Os textos deverão ser padronizados da seguinte forma (conforme arquivo modelo):

  1. Arquivo em formato .doc ou .docx;
  2. Arquivo nomeado da seguinte forma: NOME_SOBRENOME_DATADEENVIO.doc
  3. Espaçamento entre linhas 2, formato A4, fonte Arial, tamanho 10;
  4. Título e title destacados em negrito, em fonte Arial ,tamanho 14;
  5. Autor destacado em negrito, fonte Arial, tamanho 10;
  6. Subtítulos destacados em negrito (com espaço entre linhas adicional antes), fonte Arial tamanho 10;
  7. Destaques ao longo do texto devem ser feitos em itálico;
  8. Notas de rodapé em fonte Arial, tamanho 9, e numeradas em sequência.
  9. As citações referenciais não vão em nota de rodapé, devendo ser identificadas (entre parênteses) no texto, logo após o trecho citado, colocando o sobrenome do autor (com todas as letras em maiúsculo), o ano e, quando necessário, a página.Exemplos:
    • Um autor: (WENTH, 1998, p. 12);
    • Dois autores: (LAMARE; SOARES, 1990, p. 134-135);
    • Três ou mais autores: (HARRIS et al, 1998, p. 26).
  10. Citações com mais de quatro linhas deverão vir em parágrafo específico, com recuo de 4 cm, em espaçamento 1, tamanho de fonte 10 e espaço simples antes e depois das citações.
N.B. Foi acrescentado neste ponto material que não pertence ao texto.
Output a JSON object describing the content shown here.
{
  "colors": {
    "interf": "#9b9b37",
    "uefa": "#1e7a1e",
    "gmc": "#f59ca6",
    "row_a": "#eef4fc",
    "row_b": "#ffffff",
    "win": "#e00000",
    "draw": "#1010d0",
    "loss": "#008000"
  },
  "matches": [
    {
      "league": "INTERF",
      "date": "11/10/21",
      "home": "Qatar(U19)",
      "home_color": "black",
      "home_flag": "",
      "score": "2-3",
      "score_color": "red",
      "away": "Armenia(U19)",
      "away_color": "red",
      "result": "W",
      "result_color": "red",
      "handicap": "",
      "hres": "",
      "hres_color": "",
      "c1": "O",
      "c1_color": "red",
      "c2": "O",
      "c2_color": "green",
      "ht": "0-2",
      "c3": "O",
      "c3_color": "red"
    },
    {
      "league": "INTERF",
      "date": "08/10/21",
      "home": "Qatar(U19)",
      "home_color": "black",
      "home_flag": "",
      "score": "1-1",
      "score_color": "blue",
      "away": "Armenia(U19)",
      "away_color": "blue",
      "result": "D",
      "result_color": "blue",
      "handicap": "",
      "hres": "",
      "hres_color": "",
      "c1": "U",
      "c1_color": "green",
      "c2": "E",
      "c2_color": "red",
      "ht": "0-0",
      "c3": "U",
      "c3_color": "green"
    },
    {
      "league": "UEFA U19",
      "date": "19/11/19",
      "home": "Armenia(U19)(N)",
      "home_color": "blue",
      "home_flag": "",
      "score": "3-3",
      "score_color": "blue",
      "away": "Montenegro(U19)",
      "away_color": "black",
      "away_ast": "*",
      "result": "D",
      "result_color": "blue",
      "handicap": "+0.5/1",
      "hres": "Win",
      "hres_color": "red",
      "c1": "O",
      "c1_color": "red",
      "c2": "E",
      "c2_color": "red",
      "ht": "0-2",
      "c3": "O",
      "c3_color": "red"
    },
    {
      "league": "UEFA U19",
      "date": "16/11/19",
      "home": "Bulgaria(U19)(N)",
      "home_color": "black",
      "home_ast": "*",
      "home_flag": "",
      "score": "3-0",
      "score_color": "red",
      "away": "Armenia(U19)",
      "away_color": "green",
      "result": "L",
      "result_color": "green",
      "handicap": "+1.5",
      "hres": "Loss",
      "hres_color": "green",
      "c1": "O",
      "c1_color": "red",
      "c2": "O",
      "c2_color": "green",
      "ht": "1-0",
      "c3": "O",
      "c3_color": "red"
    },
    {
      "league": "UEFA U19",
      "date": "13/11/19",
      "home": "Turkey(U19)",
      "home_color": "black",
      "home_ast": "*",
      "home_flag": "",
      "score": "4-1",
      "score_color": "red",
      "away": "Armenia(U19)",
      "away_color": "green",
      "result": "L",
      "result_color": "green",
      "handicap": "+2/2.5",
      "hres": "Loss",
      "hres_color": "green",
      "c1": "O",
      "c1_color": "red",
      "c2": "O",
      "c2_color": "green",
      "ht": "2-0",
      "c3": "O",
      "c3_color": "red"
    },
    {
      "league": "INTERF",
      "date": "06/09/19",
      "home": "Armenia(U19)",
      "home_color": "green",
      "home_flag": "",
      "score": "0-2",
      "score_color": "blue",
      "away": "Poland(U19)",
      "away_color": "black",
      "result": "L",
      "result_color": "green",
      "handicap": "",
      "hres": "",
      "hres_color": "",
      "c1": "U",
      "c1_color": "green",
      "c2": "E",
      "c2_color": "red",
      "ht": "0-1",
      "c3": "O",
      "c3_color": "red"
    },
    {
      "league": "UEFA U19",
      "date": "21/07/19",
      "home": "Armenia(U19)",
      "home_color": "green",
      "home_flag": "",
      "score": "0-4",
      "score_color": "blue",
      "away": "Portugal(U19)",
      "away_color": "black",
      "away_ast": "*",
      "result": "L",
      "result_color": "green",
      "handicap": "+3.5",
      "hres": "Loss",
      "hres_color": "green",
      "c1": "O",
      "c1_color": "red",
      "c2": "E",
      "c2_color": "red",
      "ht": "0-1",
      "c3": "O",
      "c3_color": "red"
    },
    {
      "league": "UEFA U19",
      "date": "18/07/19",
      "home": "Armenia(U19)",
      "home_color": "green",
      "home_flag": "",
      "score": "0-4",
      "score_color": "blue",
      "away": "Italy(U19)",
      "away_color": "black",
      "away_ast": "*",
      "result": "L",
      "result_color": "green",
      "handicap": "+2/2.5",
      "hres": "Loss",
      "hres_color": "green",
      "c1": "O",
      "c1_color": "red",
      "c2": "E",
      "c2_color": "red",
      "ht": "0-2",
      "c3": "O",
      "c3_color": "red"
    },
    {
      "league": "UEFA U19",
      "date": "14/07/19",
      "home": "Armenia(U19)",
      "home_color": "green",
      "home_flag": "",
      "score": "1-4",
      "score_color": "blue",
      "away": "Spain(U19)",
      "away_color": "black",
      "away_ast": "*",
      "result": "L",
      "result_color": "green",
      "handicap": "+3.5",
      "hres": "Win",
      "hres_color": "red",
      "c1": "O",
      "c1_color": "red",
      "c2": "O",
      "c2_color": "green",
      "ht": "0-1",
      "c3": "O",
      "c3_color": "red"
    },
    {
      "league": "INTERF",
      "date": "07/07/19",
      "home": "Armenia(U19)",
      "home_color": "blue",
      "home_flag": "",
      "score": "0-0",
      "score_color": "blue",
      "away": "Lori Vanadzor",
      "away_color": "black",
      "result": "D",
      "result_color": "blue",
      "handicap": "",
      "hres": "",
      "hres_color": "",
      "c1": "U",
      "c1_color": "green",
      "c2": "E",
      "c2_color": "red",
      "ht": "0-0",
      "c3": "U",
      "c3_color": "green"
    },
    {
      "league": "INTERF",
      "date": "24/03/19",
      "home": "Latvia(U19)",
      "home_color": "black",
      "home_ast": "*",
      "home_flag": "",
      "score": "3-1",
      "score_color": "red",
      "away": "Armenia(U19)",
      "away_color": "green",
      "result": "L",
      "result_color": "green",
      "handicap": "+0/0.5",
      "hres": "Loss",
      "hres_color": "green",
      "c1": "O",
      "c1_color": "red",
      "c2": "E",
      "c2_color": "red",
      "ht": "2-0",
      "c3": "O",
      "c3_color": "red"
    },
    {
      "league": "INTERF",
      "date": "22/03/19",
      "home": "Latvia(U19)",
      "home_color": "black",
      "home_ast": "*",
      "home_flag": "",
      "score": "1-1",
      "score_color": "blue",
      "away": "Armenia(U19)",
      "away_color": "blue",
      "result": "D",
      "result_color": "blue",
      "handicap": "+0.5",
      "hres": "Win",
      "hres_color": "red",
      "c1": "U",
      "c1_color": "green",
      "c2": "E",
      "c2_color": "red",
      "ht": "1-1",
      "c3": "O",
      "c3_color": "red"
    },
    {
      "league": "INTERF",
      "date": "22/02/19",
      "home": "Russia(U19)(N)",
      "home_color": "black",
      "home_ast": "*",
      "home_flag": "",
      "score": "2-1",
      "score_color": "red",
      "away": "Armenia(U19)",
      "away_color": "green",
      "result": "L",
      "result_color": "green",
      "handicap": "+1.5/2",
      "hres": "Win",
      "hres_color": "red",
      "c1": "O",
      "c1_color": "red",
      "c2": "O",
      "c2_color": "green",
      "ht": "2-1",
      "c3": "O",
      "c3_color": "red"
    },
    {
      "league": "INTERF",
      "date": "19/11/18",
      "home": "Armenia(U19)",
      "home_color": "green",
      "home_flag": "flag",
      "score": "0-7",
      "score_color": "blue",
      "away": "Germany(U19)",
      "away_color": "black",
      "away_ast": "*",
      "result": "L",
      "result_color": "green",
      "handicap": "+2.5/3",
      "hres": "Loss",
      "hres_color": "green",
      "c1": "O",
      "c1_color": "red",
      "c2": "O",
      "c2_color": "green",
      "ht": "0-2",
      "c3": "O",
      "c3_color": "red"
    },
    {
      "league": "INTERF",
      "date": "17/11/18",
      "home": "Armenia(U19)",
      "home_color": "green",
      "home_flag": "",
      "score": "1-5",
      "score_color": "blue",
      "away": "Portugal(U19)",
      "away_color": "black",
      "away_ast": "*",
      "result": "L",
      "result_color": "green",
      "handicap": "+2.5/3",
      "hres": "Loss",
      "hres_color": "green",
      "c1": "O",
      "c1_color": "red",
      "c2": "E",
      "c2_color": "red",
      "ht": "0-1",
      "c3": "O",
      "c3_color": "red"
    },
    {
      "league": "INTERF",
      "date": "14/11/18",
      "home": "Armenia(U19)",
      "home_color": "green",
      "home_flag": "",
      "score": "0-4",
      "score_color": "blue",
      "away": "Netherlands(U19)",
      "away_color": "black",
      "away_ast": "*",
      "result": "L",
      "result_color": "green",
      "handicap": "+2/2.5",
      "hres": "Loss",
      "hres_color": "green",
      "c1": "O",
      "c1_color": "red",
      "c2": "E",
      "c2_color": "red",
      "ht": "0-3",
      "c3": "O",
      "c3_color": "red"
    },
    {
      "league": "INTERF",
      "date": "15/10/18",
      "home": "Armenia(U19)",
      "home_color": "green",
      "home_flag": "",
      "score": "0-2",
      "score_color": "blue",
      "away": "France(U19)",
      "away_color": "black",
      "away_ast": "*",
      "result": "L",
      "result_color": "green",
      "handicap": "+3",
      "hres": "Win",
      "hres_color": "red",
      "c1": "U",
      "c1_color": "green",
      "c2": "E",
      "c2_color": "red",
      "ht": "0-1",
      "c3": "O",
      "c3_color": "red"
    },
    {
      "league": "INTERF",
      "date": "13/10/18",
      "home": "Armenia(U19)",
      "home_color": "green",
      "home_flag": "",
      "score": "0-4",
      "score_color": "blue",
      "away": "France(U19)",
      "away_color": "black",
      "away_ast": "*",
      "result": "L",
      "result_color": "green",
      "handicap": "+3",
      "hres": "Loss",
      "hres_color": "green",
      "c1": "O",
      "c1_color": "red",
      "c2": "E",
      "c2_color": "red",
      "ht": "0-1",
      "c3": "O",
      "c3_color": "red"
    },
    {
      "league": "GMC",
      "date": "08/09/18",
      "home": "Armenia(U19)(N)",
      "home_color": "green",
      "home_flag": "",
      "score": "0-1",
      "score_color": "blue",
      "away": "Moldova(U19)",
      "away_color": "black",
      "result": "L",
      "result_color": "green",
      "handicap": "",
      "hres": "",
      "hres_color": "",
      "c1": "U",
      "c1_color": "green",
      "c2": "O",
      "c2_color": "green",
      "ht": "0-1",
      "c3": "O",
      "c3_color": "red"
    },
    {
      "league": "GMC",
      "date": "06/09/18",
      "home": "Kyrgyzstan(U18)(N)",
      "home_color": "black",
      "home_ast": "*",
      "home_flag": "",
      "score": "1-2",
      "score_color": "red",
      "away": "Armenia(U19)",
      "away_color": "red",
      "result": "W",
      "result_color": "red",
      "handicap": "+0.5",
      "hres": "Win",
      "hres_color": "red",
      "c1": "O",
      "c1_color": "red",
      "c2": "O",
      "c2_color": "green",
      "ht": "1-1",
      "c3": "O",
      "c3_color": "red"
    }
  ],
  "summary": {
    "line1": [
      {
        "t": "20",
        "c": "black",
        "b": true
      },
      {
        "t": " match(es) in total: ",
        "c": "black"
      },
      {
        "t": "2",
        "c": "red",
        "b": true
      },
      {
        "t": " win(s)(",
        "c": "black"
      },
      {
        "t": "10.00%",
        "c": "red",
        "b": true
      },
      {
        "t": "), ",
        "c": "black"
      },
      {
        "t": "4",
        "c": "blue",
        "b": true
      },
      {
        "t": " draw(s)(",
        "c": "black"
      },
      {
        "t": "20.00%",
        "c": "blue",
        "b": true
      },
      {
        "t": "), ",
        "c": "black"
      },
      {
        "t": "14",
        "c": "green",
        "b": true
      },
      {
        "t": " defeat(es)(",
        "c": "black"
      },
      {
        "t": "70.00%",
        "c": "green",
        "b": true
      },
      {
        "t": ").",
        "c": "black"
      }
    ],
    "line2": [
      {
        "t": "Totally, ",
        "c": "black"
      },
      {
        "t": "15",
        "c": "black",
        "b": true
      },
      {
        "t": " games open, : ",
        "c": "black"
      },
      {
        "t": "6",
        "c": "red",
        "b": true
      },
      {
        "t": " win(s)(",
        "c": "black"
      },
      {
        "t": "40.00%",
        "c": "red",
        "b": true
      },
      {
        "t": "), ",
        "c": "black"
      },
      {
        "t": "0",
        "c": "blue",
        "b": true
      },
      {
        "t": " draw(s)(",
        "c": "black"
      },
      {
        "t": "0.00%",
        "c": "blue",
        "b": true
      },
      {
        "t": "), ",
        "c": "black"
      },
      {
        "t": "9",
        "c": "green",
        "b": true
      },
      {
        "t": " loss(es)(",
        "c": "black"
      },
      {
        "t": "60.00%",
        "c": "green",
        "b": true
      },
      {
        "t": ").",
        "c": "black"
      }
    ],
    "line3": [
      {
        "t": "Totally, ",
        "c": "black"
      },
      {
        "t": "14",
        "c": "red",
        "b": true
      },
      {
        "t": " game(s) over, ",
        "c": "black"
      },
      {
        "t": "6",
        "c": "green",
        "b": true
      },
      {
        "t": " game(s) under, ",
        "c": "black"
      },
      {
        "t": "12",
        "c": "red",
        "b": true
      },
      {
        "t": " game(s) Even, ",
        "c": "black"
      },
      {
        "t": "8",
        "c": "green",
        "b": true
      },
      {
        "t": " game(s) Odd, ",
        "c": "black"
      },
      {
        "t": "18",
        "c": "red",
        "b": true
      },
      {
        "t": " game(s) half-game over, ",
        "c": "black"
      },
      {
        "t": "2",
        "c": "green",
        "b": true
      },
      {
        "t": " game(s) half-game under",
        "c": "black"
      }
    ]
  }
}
Não usar Idem ou Ibidem.
  11. A lista de referências bibliográficas deve estar em ordem alfabética, de acordo com as normas ABNT (6023 e 10520).Exemplos:
    • Formato para livros:
      CALDWELL, J. T. Televisuality: style, crisis, and authority in American television. New Jersey: Rutgers, 1995. (Subtítulo em minúscula e depois de dois pontos, sem itálico.
      – Prenomes dos autores abreviados; maiúscula apenas na primeira letra do título; não utilizar prenomes em editoras, desde que isso não comprometa a identificação).
    • Formato para teses e dissertações:
      MUANIS, F. As metaimagens na televisão contemporânea: as vinhetas da Rede Globo e MTV. Tese (Doutorado) – Universidade Federal de Minas Gerais, Belo Horizonte, 2010.
    • Formato para artigos:
      PAIVA, S. “A propósito do gênero road movie no Brasil: um romance, uma série de TV e um filme de estrada”. Rumores:, São Paulo, v. 1, n. 6, set.-dez. 2009.
    • Formato para trabalhos apresentados em eventos:
      REGUILLO, R. “El lenguaje e los narcos”. In: SEMINARIO NARCOTRÁFICO Y VIOLENCIA EN CIUDADES DE AMÉRICA LATINA: retos para un nuevo periodismo, 2009, México. Anais eletrônicos:… México: FNPI, 2009. Disponível em: . Acesso em: 15 ago. 2011.
  12. Caso o trabalho contenha imagens, quadros ou tabelas, é necessário incluí-los ao longo do texto, de modo compatível com o arquivo. As legendas devem estar imediatamente abaixo das figuras e dos gráficos e os títulos imediatamente acima dos quadros e das tabelas. Todos deverão estar numerados consecutivamente, em arábico. De acordo com a lei de direitos autorais, as fotos e os desenhos devem vir acompanhados dos nomes de seus autores.